Case report: A pair of monozygotic twins with dystonia and paroxysmal attacks, resembling paroxysmal non-kinesigenic dyskinesias, due to a novel ATP1A3 variant are reported. The complete resolution of their paroxysms was achieved using levodopa and deep brain stimulation of the internal globus pallidus. Improvement of interictal dystonia was also achieved with this therapy.

Discussion: Paroxysmal worsening of movement disorders should be suspected as part of the ATP1A3 spectrum. Treatment outcome might be predicted based on the phenotype.

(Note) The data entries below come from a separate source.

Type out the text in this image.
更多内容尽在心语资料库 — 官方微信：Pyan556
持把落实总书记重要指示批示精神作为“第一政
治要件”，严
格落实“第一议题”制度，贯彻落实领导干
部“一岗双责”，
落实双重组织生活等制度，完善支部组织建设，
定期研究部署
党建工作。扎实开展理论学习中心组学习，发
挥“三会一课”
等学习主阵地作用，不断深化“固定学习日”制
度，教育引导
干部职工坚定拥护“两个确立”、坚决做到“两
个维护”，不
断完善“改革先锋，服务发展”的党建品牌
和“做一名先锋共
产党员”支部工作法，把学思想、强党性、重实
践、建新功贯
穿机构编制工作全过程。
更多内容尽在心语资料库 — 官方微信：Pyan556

How to Cite: Zúñiga-Ramírez C, Kramis-Hollands M, Mercado-Pimentel R, González-Usigli HA, Sáenz-Farret M, Soto-Escageda A, et al.. Generalized Dystonia and Paroxysmal Dystonic Attacks due to a Novel ATP1A3 Variant. Tremor and Other Hyperkinetic Movements. 2019;9. DOI:
  Published on 13 Dec 2019
 Accepted on 19 Nov 2019            Submitted on 26 Aug 2019

ATP1A3 mutations have been described all over the world. Classically, rapid-onset dystonia-parkinsonism (RDP); cerebellar ataxia, pes cavus, optic atrophy, and sensorineural hearing loss (CAOS/CAPOS) syndrome; and alternating hemiplegia of childhood (AHC) type 2 have been related to this gene mutation, although mixed phenotypes have been increasingly reported. Paroxysmal dyskinesias include a wide spectrum of diseases that are characterized by movement disorders, epilepsy, and neurological deficits.1,2 Herein, we report a pair of monozygotic twins carrying an ATP1A3 variant who developed paroxysmal dystonic spells resembling non-kinesigenic dyskinesia (PNKD) and more severe episodes similar to status dystonicus.

Twenty-year-old monozygotic twins (case 1 and 2) presented during the first months of life with paroxysms of hyperkinetic movements characterized by painful abnormal postures lasting from minutes to hours, presenting up to 20 times per week. These movements were triggered by weather changes, mood swings, caffeine intake, exercise, fever, and infections, among others. Later on, they were also characterized by speech arrest. Both parents and two more siblings (21 and 11 years old) did not show any neurological disease. The 67-year-old paternal grandfather developed a dystonic head tremor at 65 years of age.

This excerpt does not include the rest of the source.